For stokes theorem, can someone tell me why [tex]\hat{a} \bullet \vec{ds} = ds[/tex]? My notes say it's because they are parallel, but I'm not sure what that means.

Also to get things clear, Stokes theorem is the generalized equation of Green's theorem. The purpose of Stokes theorem is to provide a means of calculating the "flux" [not the curl- which is the tendency for a point to rotate], or the amount of given substance moving through a surface [in our case a 3dimensional].THanks,
JL

 

[Cyosis]

Are you familiar with inner products. For vectors [itex]\vec{a},\vec{b}[/itex] the inner product, or dot product in this case, is given by [itex]\vec{a} \cdot \vec{b}=|\vec{a}|| \vec{b}|\cos\theta[/itex], with [itex]\theta[/itex] the angle between the two vectors. What is the angle between parallel vectors?

 

[jeff1evesque]

Are you familiar with inner products. For vectors [itex]\vec{a},\vec{b}[/itex] the inner product, or dot product in this case, is given by [itex]\vec{a} \cdot \vec{b}=|\vec{a}|| \vec{b}|\cos\theta[/itex], with [itex]\theta[/itex] the angle between the two vectors. What is the angle between parallel vectors?

Yep, you can do a dot product between two vectors, or you can dot a vector to get the projection onto an axis.

 

[Cyosis]

Then do you understand now why [itex]\hat{a} \cdot \vec{ds} = ds[/itex] when they are parallel?

 

[jeff1evesque]

Then do you understand now why [itex]\hat{a} \cdot \vec{ds} = ds[/itex] when they are parallel?

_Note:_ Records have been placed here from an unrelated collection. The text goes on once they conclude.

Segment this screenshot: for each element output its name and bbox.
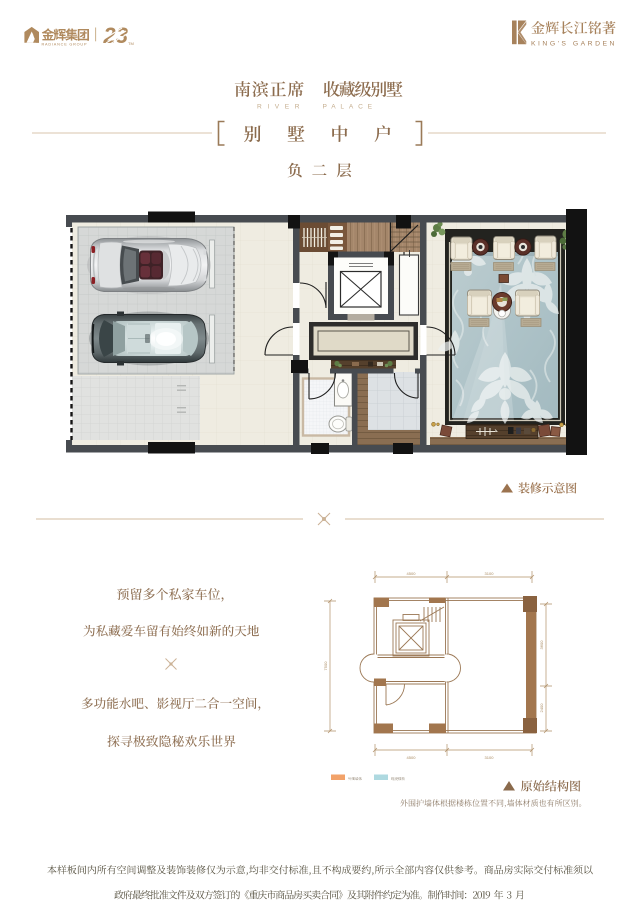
svg-text:TM: TM xyxy=(128,41,134,46)
svg-text:2400: 2400 xyxy=(539,703,544,713)
svg-text:3600: 3600 xyxy=(539,640,544,650)
svg-text:RIVER: RIVER xyxy=(257,104,305,111)
svg-text:3100: 3100 xyxy=(485,755,495,760)
svg-text:7500: 7500 xyxy=(323,661,328,671)
svg-text:PALACE: PALACE xyxy=(323,104,377,111)
svg-text:3100: 3100 xyxy=(485,571,495,576)
svg-text:KING'S GARDEN: KING'S GARDEN xyxy=(531,41,617,48)
svg-text:4500: 4500 xyxy=(407,571,417,576)
svg-text:RADIANCE GROUP: RADIANCE GROUP xyxy=(42,42,88,46)
svg-text:4500: 4500 xyxy=(407,755,417,760)
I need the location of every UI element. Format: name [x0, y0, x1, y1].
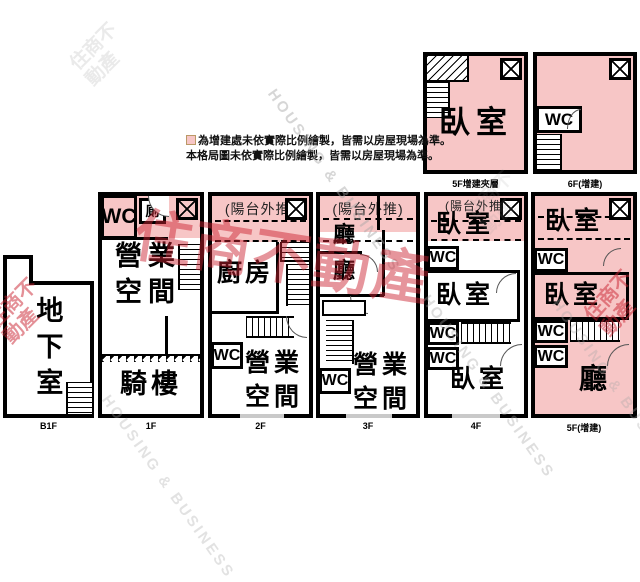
room-wc: WC: [319, 368, 351, 394]
wall: [428, 270, 520, 273]
room-label-arcade: 騎樓: [114, 368, 188, 400]
room-label-business: 營業空間: [108, 238, 188, 310]
floor-plan-b1f-notch: [3, 255, 33, 285]
addition-dashed-line: [431, 239, 521, 241]
room-label-hall: 廳: [563, 362, 623, 396]
shaft-x-icon: [176, 198, 198, 220]
entry-gap: [346, 414, 392, 418]
door-arc-icon: [496, 273, 516, 293]
room-label-business: 營業空間: [350, 348, 414, 416]
room-wc-2: WC: [427, 322, 459, 345]
floor-plan-3f: (陽台外推) 廳 廳 WC 營業空間: [316, 192, 420, 418]
storefront-zigzag: [102, 354, 200, 362]
shaft-x-icon: [500, 58, 522, 80]
floor-tag-6f: 6F(增建): [533, 177, 637, 190]
room-label-bedroom-middle: 臥室: [432, 280, 498, 310]
floor-tag-2f: 2F: [208, 421, 313, 431]
room-label-bedroom-middle: 臥室: [539, 280, 607, 310]
floor-tag-4f: 4F: [424, 421, 528, 431]
floor-plan-6f: WC: [533, 52, 637, 174]
room-label-bedroom-front: 臥室: [432, 209, 498, 239]
door-arc-icon: [603, 248, 621, 266]
room-wc: WC: [211, 342, 243, 369]
room-wc: WC: [101, 195, 137, 239]
wall: [320, 251, 362, 254]
room-wc-2: WC: [534, 320, 568, 343]
entry-gap: [240, 414, 284, 418]
wall: [626, 272, 629, 320]
stairs: [461, 322, 511, 344]
disclaimer-text-2: 本格局圖未依實際比例繪製，皆需以房屋現場為準。: [186, 150, 439, 162]
wall: [165, 316, 168, 356]
room-label-bedroom-rear: 臥室: [442, 364, 516, 394]
stairs: [570, 320, 620, 342]
disclaimer-text-1: 為增建處未依實際比例繪製，皆需以房屋現場為準。: [198, 135, 451, 147]
disclaimer: 為增建處未依實際比例繪製，皆需以房屋現場為準。 本格局圖未依實際比例繪製，皆需以…: [186, 134, 451, 164]
shaft-x-icon: [285, 198, 307, 220]
addition-dashed-line: [323, 218, 413, 220]
stairs: [66, 382, 92, 414]
wall: [517, 270, 520, 322]
floor-plan-4f: (陽台外推) 臥室 WC 臥室 WC WC 臥室: [424, 192, 528, 418]
elevator-box: [322, 300, 366, 316]
stairs-winder: [427, 56, 469, 82]
floor-plan-2f: (陽台外推) 廚房 WC 營業空間: [208, 192, 313, 418]
room-label-hall-lower: 廳: [324, 258, 364, 284]
door-arc-icon: [360, 254, 378, 272]
floor-plan-5f: 臥室 WC 臥室 WC WC 廳: [531, 192, 637, 418]
addition-dashed-line: [431, 220, 521, 222]
stairs: [286, 264, 309, 306]
wall: [276, 242, 279, 314]
stairs: [280, 242, 309, 262]
floor-tag-5f-mezzanine: 5F增建夾層: [423, 177, 528, 190]
wall: [377, 196, 380, 230]
wall: [212, 311, 279, 314]
addition-dashed-line: [215, 220, 306, 222]
shaft-x-icon: [500, 198, 522, 220]
shaft-x-icon: [609, 198, 631, 220]
shaft-x-icon: [609, 58, 631, 80]
room-label-basement: 地下室: [31, 289, 63, 411]
floor-tag-b1f: B1F: [3, 421, 94, 431]
room-wc-1: WC: [534, 248, 568, 272]
room-wc-1: WC: [427, 246, 459, 270]
room-label-business: 營業空間: [240, 346, 308, 414]
balcony-note: (陽台外推): [320, 199, 416, 219]
floor-plan-1f: WC 廁 營業空間 騎樓: [98, 192, 204, 418]
wall: [382, 230, 385, 296]
room-label-hall-upper: 廳: [324, 222, 364, 248]
floor-tag-5f: 5F(增建): [531, 421, 637, 434]
room-label-kitchen: 廚房: [214, 258, 276, 288]
brand-watermark-icon: 住商不動產: [66, 13, 144, 91]
addition-color-swatch: [186, 135, 196, 145]
floor-tag-3f: 3F: [316, 421, 420, 431]
room-label-bedroom-front: 臥室: [539, 206, 609, 236]
stairs: [537, 134, 562, 170]
disclaimer-line-2: 本格局圖未依實際比例繪製，皆需以房屋現場為準。: [186, 149, 451, 164]
door-arc-icon: [500, 344, 522, 366]
addition-dashed-line: [538, 238, 630, 240]
floor-plan-b1f: 地下室: [3, 281, 94, 418]
disclaimer-line-1: 為增建處未依實際比例繪製，皆需以房屋現場為準。: [186, 134, 451, 149]
floor-plan-sheet: { "legend": { "line1": "為增建處未依實際比例繪製，皆需以…: [0, 0, 640, 480]
entry-gap: [452, 414, 500, 418]
wall: [535, 272, 629, 275]
floor-tag-1f: 1F: [98, 421, 204, 431]
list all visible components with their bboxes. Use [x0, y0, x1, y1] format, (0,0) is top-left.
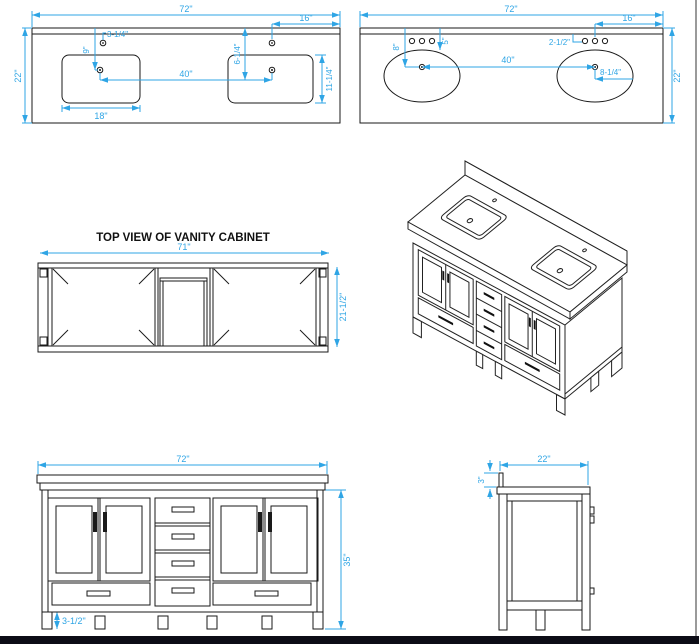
dim-faucet-offset: 3-1/4"	[107, 30, 128, 39]
dim-overall-width: 72"	[504, 5, 517, 14]
page-right-border	[695, 0, 697, 637]
cabinet-top-view-drawing: TOP VIEW OF VANITY CABINET 71" 21-1/2"	[20, 222, 365, 372]
countertop-rect-sinks-drawing: 72" 16" 22" 9" 3-1/4" 6-1/4" 40" 11-1/4"	[10, 5, 350, 135]
dim-toe-kick: 3-1/2"	[62, 616, 86, 626]
dim-backsplash-height: 3"	[477, 476, 486, 483]
dim-height: 35"	[342, 553, 352, 566]
dim-overall-depth: 22"	[13, 69, 23, 82]
dim-back-to-faucet: 5"	[441, 37, 450, 44]
vanity-spec-sheet: 72" 16" 22" 9" 3-1/4" 6-1/4" 40" 11-1/4"	[0, 0, 699, 644]
vanity-side-view-drawing: 22" 3"	[470, 455, 620, 640]
dim-width: 72"	[176, 455, 189, 464]
dim-faucet-from-right: 16"	[299, 13, 312, 23]
dim-sink-depth: 11-1/4"	[325, 66, 334, 91]
dim-back-to-drain: 8"	[392, 43, 401, 50]
dim-overall-width: 72"	[179, 5, 192, 14]
cabinet-outline	[37, 475, 328, 629]
dim-sink-width: 18"	[94, 111, 107, 121]
dim-back-to-faucet: 6-1/4"	[233, 43, 242, 64]
dim-faucet-from-right: 16"	[622, 13, 635, 23]
vanity-isometric-drawing	[380, 150, 699, 440]
cabinet-outline	[38, 263, 328, 352]
countertop-oval-sinks-drawing: 72" 16" 2-1/2" 8" 5" 40" 8-1/4" 22"	[353, 5, 699, 135]
dim-drain-spacing: 40"	[501, 55, 514, 65]
dim-drain-to-edge: 8-1/4"	[600, 68, 621, 77]
dim-depth: 22"	[537, 455, 550, 464]
dim-drain-spacing: 40"	[179, 69, 192, 79]
cabinet-outline	[497, 473, 594, 630]
page-bottom-border	[0, 636, 699, 644]
dim-back-to-drain: 9"	[82, 46, 91, 53]
dim-hole-spacing: 2-1/2"	[549, 38, 570, 47]
dim-width: 71"	[177, 242, 190, 252]
dim-overall-depth: 22"	[672, 69, 682, 82]
dim-depth: 21-1/2"	[338, 293, 348, 322]
vanity-front-view-drawing: 72" 35" 3-1/2"	[25, 455, 360, 640]
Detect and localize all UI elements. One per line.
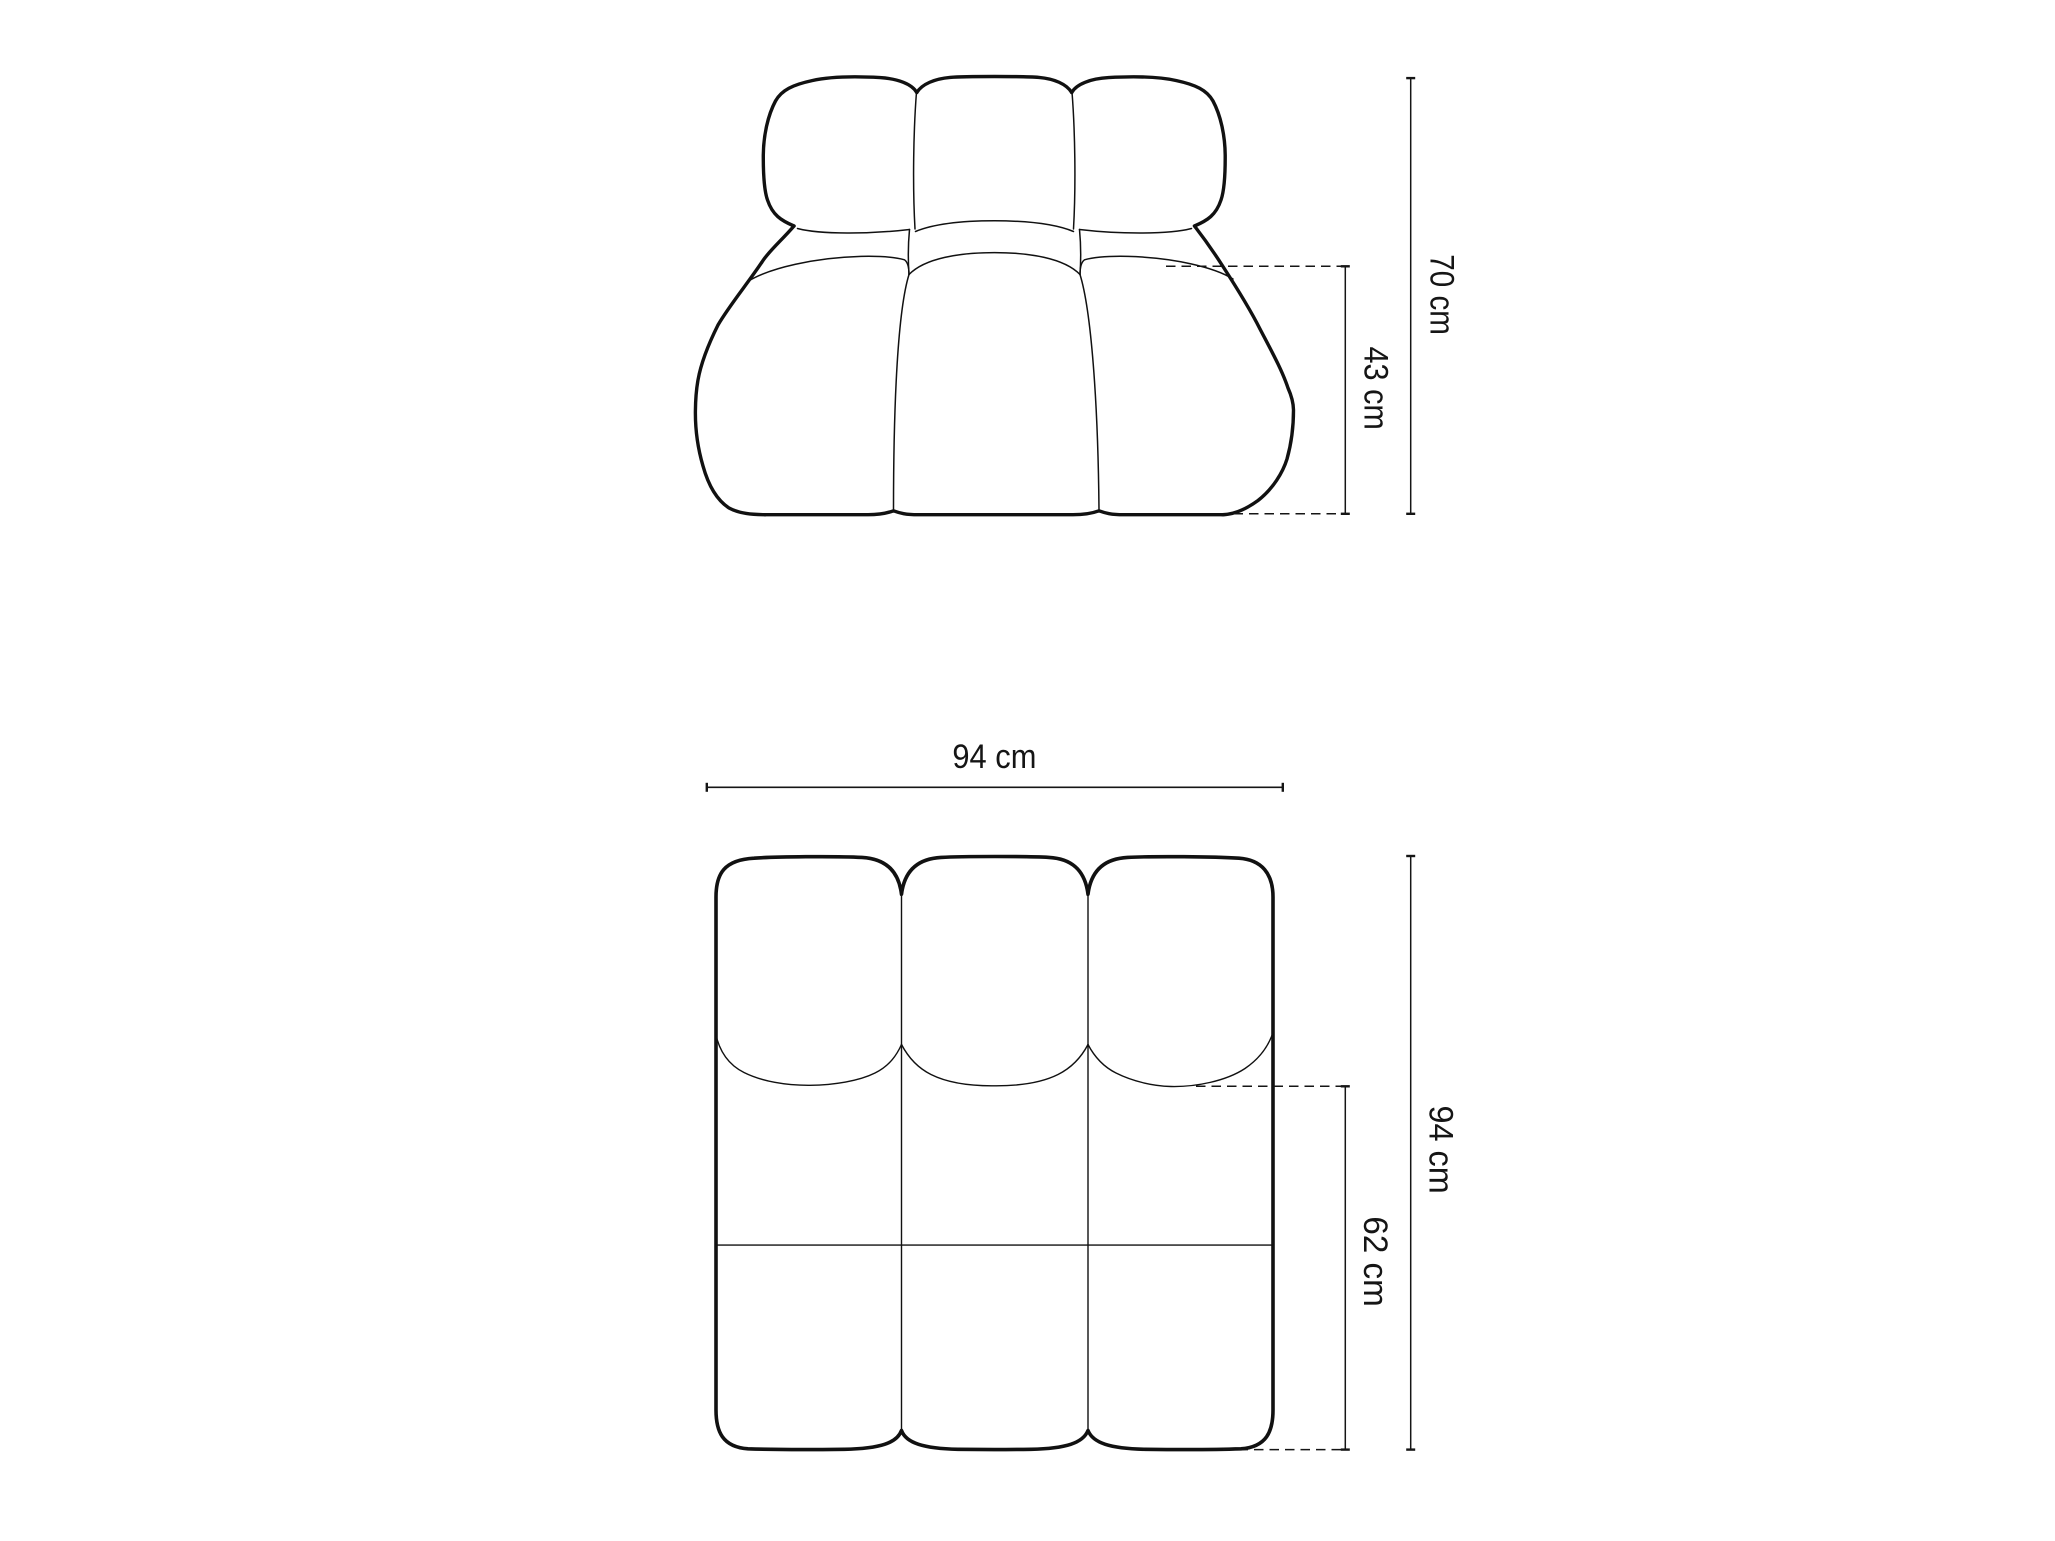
svg-text:43 cm: 43 cm <box>1357 347 1395 430</box>
svg-text:94 cm: 94 cm <box>1422 1106 1460 1194</box>
svg-text:62 cm: 62 cm <box>1356 1216 1394 1306</box>
svg-text:94 cm: 94 cm <box>952 738 1036 776</box>
svg-text:70 cm: 70 cm <box>1423 254 1461 335</box>
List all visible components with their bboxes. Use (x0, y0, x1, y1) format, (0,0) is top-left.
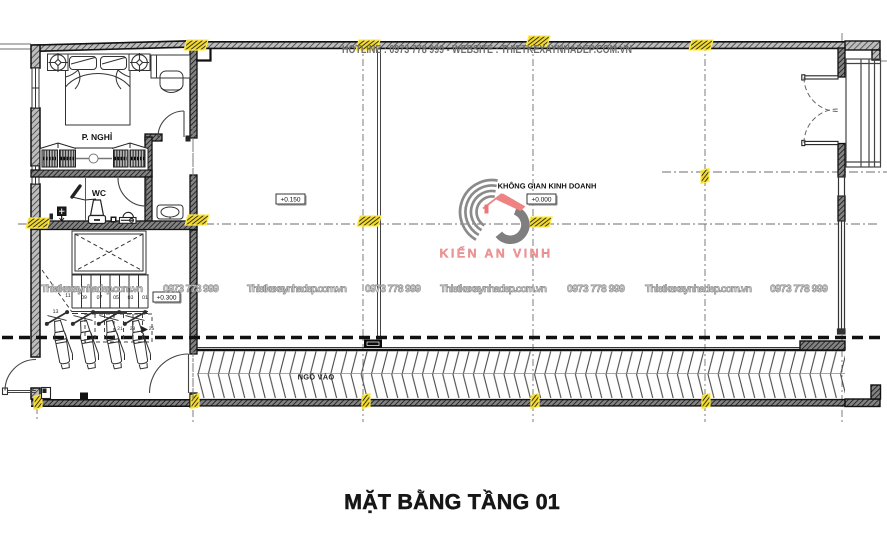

No haha, that's my question, but I'll try to think about it more.

 

[Cyosis]

It's a dot product. Write this dot product in the form I listed in post 2 then ask yourself what is the angle between two parallel vectors?

 

[jeff1evesque]

Are you familiar with inner products. For vectors [itex]\vec{a},\vec{b}[/itex] the inner product, or dot product in this case, is given by [itex]\vec{a} \cdot \vec{b}=|\vec{a}|| \vec{b}|\cos\theta[/itex], with [itex]\theta[/itex] the angle between the two vectors. What is the angle between parallel vectors?

Ok, so it is:

[tex] \hat{a} _{n} \cdot \vec{ds}=| \hat{a} _n| |\vec{ds}|\cos \theta[/tex]

 

[Cyosis]

Yep that is correct. Now for my second question, what's the value of [itex]\theta[/itex] if those vectors are parallel? Secondly what is the length of [itex]\hat{a}[/itex]? If you don't know try to explain to me what [itex]\hat{a}[/itex] is.

 

[jeff1evesque]

Yep that is correct. Now for my second question, what's the value of [itex]\theta[/itex] if those vectors are parallel? Secondly what is the length of [itex]\hat{a}[/itex]? If you don't know try to explain to me what [itex]\hat{a}[/itex] is.

[itex]\hat{a}[/itex] is the unit normal vector, thus it has been "normalized" (to a length of 1). If we set [tex]\theta = 0[/tex] then we get [tex]\vec{ds} = |ds| = ds[/tex]

 

[jeff1evesque]

But what if [tex]\theta[/tex] is not zero, then this is false. So it is not parallel in all conditions- this is part of the reason I am horrible with proofs.

 

[jeff1evesque]

But what if [tex]\theta[/tex] is not zero, then this is false. So it is not parallel in all conditions- this is part of the reason I am horrible with proofs.

Ohh, never mind. What I needed was to show that particular condition (which you helped me discover) was true- not whether it was always true. By having that condition being true, I can use this in the derivation of Stokes theorem.Thanks,JL

 

[jeff1evesque]

Yep that is correct. Now for my second question, what's the value of [itex]\theta[/itex] if those vectors are parallel? Secondly what is the length of [itex]\hat{a}[/itex]? If you don't know try to explain to me what [itex]\hat{a}[/itex] is.

This would have helped a while back ago, \vec{ds}, \hat{a} _n are by definition parallel.